By Shalu Mehta and Rachel Levy-McLaughlin
Nov. 8, 2016
OGDENSBURG, N.Y. — Some high-school students are voting in this year’s election as part of their schoolwork — and what they consider to be their civic duty.
At Ogdensburg Free Academy, about 80 senior students participated in registration drives to get residents to sign up to vote. They also studied both parties and signed up for one of them, all as part of one teacher’s push to combat student apathy in an often-nasty campaign.
“What they see of really nasty politics doesn’t help them,” says George Snyder, who teaches economics and government to Grade 12 students. “Whatever you can do to try to get kids to go and vote and take responsibility is a good thing.”
Snyder, who has taught at the high school for 30 years, gives extra grades for the students to cover the presidential and vice-presidential debates. Some of the older students can receive extra credit if they go out and vote.
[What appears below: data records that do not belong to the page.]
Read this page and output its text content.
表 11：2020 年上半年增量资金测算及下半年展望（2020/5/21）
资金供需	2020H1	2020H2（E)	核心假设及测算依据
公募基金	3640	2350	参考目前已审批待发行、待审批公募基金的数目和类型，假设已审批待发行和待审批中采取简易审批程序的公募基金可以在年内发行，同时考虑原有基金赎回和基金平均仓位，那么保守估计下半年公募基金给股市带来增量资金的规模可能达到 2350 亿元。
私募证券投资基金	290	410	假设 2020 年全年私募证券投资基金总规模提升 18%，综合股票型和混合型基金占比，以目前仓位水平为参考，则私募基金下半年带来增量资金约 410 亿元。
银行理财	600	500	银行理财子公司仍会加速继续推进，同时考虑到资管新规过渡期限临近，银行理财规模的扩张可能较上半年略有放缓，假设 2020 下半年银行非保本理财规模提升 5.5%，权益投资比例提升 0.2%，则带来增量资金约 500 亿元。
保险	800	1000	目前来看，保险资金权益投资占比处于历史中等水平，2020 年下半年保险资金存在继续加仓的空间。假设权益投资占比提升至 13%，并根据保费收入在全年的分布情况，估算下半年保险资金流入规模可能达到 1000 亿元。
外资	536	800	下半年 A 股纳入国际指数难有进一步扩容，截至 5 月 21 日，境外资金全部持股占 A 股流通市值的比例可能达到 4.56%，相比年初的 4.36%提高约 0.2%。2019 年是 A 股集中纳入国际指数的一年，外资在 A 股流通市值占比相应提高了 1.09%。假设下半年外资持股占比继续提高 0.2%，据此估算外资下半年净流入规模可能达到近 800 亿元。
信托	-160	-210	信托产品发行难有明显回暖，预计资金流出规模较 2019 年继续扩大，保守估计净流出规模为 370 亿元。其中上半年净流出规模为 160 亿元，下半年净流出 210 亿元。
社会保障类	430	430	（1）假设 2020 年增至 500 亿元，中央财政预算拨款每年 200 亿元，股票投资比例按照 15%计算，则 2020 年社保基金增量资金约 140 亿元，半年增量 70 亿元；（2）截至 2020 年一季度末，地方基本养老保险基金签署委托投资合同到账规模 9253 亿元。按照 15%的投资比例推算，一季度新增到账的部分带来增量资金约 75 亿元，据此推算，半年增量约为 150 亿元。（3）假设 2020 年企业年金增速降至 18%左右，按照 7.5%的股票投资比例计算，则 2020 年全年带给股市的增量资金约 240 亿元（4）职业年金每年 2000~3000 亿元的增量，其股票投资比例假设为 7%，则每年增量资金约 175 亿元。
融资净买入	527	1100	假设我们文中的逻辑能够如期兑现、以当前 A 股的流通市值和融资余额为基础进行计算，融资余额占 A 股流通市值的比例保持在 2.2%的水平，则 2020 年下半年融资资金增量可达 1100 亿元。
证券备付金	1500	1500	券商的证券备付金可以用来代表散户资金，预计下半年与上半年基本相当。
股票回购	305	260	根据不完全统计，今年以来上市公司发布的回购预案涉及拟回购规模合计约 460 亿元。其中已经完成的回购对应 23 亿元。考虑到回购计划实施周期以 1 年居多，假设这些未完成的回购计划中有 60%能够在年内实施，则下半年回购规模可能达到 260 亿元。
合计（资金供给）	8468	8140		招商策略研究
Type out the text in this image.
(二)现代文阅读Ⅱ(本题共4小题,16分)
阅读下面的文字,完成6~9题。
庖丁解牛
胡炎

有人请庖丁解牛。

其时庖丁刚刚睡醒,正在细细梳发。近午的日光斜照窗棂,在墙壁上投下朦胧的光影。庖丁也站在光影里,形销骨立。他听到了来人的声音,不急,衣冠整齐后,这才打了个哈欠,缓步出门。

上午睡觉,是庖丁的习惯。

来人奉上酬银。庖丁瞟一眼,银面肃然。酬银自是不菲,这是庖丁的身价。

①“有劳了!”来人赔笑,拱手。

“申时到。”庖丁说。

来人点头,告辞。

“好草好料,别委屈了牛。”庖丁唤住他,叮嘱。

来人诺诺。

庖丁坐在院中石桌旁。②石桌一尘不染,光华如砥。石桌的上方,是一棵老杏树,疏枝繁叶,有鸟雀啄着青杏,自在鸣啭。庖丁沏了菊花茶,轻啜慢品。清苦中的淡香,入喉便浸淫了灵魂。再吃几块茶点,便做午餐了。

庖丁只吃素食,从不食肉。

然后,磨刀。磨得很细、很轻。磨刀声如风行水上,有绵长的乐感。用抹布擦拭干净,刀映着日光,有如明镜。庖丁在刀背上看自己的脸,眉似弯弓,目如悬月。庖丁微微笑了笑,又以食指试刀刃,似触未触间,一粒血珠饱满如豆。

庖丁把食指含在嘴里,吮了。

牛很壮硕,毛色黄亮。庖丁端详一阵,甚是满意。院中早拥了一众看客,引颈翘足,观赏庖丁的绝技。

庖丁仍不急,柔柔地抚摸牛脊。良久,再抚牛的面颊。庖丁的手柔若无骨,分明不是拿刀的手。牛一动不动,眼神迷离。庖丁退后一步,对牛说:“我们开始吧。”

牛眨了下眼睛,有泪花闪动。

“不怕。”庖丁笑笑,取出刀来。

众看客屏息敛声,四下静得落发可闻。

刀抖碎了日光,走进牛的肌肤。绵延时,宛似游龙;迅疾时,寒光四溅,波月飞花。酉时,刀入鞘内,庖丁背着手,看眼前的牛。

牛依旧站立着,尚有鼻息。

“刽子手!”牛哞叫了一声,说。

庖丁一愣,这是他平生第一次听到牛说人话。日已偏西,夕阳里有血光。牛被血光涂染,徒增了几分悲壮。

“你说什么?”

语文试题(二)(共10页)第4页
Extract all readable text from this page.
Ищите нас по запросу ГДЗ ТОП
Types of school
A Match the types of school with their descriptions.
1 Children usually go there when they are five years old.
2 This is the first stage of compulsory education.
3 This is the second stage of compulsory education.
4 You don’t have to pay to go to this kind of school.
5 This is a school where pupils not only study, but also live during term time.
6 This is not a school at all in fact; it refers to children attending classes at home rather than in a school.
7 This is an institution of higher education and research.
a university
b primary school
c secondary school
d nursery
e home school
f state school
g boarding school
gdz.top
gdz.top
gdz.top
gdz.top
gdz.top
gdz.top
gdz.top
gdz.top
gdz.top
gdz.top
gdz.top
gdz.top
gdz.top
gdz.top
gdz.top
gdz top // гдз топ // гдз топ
Grade 12 student Matthew Robinson says the course has made him more engaged in politics.
“I usually just look at the stuff people are posting online, for example on Twitter,” says Robinson, who planned to vote with his grandparents after school.
Snyder says he encourages students to discuss the election and politics at home, as well, to help them form their own opinions. He says high-school students normally absorb much of their parents’ political views, he says. At this age, “you get it from your parents.”
James Gibson, another senior student, says his parents have always been very involved in politics and the news. That, in turn, has made him very engaged in his first election.
“My family’s big into politics, so I’ve always been around it,” says Gibson. He said that he has been more involved in this year’s election than in previous years.
Not all students take after their parents’ political involvement, however. Student Dedan Graveline, is very involved in the news, though his parents are not.
“I usually tune into CNN every morning before school and see what’s new,” says Graveline. “My parents don’t really like politics but I do. I think it’s important to keep up-to-date on U.S. affairs and to just stay informed.”
Student Anthoni Pope echoes the sentiment, saying he thinks voting should be a priority.
“Since we’re all old enough to vote this year, we have to be involved in this election,” says Pope. “It should be a responsibility to vote, but at the same time, people have their own rights to not vote. That’s part of being American.”